Johann revisó una vez más el enorme salón. Miró la televisión, intacta. Miró la mesa, intacta también. La mesa intacta, pero pudo contemplar que sobre ella no estaba el teléfono móvil de su madre, el teléfono que el que entrara en la casa había utilizado para llamar a Johann. En su lugar no encontró nada. Aunque continuó mirando por todas partes, no encontró ni rastro del teléfono. Se habrán llevado el teléfono, pensó, no es tan grave, mientras que no se hayan llevado nada más de valor. Observó el sofá cojo: el diario aún no estaba allí. No sabía dónde estaba, pero sí era consciente de que ya cuando llegara antes de tener que irse al hospital, el diario no estaba bajo el sofá. Se rindió, no quiso buscar más detalles. No soy policía, se dijo a sí mismo, ni detective, no tengo madera de investigador, ni siquiera de observador, no serviría ni para analizar una pintura del Greco.
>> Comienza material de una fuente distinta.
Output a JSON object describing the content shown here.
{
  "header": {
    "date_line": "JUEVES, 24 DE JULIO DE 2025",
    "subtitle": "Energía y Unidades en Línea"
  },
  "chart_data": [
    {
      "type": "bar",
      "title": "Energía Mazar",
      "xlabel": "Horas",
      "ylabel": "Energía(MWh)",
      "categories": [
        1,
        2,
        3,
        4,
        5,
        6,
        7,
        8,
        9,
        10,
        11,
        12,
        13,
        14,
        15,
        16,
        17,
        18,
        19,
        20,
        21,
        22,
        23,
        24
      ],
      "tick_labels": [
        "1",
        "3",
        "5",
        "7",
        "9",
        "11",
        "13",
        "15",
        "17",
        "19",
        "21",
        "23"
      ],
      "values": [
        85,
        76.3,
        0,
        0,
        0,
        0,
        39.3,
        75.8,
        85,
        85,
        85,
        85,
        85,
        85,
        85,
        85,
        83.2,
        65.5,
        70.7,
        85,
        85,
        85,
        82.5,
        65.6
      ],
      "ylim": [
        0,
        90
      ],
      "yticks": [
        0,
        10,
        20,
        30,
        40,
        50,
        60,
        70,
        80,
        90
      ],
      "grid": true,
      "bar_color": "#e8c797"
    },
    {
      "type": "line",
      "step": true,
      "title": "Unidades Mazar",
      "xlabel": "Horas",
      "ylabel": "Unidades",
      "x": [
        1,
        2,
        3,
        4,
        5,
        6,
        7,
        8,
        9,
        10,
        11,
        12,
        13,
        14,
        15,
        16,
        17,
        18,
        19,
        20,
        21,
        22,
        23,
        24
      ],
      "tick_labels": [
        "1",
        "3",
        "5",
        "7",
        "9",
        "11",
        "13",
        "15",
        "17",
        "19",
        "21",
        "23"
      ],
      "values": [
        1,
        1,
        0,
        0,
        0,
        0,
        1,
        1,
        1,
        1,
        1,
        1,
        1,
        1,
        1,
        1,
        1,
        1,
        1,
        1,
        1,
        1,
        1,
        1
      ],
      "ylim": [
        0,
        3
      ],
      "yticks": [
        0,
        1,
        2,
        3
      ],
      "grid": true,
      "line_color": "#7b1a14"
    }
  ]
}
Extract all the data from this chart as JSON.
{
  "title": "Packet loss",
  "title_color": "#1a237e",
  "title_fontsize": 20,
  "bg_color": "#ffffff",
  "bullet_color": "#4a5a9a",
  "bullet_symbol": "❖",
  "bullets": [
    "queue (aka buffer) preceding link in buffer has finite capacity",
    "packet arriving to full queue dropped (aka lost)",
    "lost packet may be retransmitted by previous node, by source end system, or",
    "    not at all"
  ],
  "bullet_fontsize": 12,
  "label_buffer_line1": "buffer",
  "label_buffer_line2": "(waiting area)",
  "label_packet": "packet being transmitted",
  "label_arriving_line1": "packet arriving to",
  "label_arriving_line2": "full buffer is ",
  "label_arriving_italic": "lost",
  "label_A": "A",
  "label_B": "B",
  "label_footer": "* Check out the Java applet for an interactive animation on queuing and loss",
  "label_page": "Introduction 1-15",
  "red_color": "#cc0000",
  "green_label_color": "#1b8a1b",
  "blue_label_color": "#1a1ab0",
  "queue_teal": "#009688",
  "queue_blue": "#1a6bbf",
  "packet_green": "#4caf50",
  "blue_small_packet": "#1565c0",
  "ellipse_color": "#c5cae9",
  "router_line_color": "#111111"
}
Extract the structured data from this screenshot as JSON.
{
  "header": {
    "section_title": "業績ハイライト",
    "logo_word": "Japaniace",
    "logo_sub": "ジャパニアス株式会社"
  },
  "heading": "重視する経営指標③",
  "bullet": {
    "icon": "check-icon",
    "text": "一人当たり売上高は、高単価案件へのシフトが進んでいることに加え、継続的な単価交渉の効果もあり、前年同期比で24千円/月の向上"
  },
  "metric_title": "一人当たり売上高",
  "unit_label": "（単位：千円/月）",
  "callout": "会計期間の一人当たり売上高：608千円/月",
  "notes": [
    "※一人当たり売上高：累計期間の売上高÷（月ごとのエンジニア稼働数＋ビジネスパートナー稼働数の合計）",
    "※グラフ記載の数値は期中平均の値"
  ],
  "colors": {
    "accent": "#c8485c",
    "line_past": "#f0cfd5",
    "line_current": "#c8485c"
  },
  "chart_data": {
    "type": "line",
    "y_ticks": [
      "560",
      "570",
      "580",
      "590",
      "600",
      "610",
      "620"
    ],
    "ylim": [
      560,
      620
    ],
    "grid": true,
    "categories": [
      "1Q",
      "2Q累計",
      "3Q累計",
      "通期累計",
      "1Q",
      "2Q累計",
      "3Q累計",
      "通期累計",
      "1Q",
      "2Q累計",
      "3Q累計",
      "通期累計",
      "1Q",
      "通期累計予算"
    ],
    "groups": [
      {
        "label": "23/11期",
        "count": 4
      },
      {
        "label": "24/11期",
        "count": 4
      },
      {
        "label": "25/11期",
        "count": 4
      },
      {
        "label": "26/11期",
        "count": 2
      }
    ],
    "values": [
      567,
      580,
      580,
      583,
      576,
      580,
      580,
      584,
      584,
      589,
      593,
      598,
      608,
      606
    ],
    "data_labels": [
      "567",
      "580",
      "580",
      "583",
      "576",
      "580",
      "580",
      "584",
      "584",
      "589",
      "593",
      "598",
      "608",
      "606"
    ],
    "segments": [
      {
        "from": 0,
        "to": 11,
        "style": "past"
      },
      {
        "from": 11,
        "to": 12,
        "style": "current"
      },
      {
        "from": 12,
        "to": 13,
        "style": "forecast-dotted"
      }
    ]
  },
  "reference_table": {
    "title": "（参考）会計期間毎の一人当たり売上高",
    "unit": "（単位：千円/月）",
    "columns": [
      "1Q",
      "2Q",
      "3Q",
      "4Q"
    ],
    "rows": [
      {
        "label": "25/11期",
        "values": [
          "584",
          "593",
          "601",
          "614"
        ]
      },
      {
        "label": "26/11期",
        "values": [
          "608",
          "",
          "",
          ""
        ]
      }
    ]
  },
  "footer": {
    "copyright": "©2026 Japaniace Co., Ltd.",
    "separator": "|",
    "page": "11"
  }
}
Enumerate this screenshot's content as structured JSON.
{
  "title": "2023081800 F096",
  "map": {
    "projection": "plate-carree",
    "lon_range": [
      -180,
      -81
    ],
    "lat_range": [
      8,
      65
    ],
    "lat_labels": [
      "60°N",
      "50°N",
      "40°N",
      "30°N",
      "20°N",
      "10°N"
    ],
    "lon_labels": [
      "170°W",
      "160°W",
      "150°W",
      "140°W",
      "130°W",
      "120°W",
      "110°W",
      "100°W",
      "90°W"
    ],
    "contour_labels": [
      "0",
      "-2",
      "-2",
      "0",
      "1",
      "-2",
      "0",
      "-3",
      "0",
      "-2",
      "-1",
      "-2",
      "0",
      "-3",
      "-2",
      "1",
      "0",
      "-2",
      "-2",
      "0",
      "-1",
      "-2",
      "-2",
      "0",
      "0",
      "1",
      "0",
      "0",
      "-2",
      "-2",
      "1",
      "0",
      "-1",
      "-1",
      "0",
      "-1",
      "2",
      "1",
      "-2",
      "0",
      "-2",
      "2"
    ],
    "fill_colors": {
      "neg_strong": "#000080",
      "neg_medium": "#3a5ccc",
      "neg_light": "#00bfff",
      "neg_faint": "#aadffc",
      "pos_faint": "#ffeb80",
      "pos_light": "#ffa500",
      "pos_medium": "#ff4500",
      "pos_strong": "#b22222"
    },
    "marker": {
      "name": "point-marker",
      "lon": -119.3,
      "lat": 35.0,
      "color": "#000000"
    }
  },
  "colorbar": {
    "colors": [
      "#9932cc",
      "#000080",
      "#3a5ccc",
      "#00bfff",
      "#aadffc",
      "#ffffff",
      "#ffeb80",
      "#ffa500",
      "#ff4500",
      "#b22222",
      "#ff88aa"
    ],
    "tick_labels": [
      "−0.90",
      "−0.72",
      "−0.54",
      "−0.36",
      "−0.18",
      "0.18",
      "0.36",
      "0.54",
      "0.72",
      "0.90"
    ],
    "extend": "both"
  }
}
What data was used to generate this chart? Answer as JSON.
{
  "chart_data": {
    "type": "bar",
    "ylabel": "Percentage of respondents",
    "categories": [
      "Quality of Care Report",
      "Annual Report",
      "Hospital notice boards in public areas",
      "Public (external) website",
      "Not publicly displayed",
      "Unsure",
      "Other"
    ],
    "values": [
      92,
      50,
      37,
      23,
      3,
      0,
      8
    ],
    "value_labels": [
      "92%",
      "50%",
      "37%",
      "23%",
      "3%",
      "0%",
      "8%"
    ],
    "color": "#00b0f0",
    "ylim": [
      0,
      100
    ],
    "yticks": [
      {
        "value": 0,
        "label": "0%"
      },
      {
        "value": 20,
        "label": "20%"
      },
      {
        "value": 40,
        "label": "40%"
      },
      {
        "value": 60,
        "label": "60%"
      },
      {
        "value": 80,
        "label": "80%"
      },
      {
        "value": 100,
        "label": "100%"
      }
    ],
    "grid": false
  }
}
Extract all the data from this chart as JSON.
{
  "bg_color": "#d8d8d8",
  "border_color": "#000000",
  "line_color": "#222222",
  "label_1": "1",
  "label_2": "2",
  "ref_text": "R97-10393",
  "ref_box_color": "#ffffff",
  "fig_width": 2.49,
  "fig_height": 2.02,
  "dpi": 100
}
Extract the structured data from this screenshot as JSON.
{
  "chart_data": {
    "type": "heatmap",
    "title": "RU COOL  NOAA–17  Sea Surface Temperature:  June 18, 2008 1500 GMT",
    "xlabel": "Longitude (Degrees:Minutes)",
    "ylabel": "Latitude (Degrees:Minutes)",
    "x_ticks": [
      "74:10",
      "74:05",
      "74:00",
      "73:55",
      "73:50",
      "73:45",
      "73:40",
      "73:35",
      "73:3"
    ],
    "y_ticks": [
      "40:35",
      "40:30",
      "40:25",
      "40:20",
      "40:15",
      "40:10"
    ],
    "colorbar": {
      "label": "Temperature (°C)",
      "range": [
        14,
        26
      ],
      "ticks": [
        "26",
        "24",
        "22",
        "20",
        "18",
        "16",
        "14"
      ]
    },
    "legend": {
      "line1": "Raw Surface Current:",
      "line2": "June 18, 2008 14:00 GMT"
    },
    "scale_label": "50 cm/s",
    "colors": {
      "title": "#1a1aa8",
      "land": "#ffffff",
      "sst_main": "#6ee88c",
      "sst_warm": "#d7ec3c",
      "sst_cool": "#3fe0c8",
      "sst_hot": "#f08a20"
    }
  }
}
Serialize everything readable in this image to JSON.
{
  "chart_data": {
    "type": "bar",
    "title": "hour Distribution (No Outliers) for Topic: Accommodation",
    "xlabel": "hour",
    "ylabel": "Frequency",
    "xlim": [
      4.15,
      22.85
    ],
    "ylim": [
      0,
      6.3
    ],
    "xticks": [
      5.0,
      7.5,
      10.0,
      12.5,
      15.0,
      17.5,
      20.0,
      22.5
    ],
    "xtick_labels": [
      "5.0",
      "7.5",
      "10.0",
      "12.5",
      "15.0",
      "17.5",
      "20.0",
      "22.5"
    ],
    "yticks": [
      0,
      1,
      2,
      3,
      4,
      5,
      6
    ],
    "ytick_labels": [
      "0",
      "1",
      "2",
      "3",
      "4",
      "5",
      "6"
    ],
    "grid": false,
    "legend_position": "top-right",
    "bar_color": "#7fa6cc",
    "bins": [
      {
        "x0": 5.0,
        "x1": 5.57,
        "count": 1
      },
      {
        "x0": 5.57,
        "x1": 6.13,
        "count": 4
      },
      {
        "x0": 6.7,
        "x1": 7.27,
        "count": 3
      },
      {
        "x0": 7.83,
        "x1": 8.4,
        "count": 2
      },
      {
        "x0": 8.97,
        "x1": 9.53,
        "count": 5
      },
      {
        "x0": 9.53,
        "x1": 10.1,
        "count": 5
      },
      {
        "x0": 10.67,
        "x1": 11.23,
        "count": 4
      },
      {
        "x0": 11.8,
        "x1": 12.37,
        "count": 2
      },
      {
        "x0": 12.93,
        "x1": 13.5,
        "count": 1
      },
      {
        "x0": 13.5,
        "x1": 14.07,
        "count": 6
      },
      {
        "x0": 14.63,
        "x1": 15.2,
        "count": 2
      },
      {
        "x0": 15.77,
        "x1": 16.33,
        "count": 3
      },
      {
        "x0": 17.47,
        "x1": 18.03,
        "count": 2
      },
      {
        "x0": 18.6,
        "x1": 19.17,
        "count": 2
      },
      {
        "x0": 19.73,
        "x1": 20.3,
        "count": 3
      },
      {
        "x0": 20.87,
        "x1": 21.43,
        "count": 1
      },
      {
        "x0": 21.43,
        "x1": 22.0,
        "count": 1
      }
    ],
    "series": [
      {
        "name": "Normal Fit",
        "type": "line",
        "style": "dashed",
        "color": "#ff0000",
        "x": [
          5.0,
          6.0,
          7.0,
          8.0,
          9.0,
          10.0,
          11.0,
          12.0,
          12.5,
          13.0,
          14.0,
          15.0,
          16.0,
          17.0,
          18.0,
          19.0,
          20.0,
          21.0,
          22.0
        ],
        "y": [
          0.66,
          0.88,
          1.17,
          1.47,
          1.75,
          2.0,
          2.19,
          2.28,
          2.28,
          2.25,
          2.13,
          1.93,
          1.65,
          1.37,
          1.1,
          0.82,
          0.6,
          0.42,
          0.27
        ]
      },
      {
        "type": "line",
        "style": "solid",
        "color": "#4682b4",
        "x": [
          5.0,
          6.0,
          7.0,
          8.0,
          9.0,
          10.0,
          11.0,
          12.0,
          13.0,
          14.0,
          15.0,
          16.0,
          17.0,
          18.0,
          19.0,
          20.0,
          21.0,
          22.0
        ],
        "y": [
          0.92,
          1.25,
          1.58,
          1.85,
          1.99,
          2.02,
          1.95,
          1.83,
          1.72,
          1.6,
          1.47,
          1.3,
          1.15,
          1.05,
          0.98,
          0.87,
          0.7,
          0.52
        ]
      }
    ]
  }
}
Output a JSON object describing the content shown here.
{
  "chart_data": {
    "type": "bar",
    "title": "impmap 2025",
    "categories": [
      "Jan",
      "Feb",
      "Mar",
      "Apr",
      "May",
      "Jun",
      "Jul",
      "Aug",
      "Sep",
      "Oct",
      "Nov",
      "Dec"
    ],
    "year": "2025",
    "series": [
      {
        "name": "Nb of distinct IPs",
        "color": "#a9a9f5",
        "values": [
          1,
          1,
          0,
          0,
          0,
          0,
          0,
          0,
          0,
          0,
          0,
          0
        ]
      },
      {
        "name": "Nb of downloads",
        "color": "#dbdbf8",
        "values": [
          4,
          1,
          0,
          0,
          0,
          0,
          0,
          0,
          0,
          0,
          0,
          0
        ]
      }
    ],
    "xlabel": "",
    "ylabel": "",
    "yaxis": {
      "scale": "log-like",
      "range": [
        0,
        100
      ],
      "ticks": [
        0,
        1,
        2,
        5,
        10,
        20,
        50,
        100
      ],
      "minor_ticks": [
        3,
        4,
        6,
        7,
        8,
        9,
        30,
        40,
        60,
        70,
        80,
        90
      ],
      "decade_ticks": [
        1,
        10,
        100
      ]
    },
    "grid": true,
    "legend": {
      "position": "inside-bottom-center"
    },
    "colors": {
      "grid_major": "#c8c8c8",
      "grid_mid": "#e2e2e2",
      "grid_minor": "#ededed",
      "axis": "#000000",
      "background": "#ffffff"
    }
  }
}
Rendido, desesperado de buscar, salió de su casa y cerró la puerta con llave. Se encaminó hacia la morada de su amiga y la vio esperándole apoyada en el marco del portón de entrada. Eso sí que es un portón, y no el mío, se dijo Johann, quizá con uno como ése no habría conseguido entrar el cretino ese. Pero si la puerta estaba cerrada con llave cuando intenté entrar en casa, se percató el muchacho.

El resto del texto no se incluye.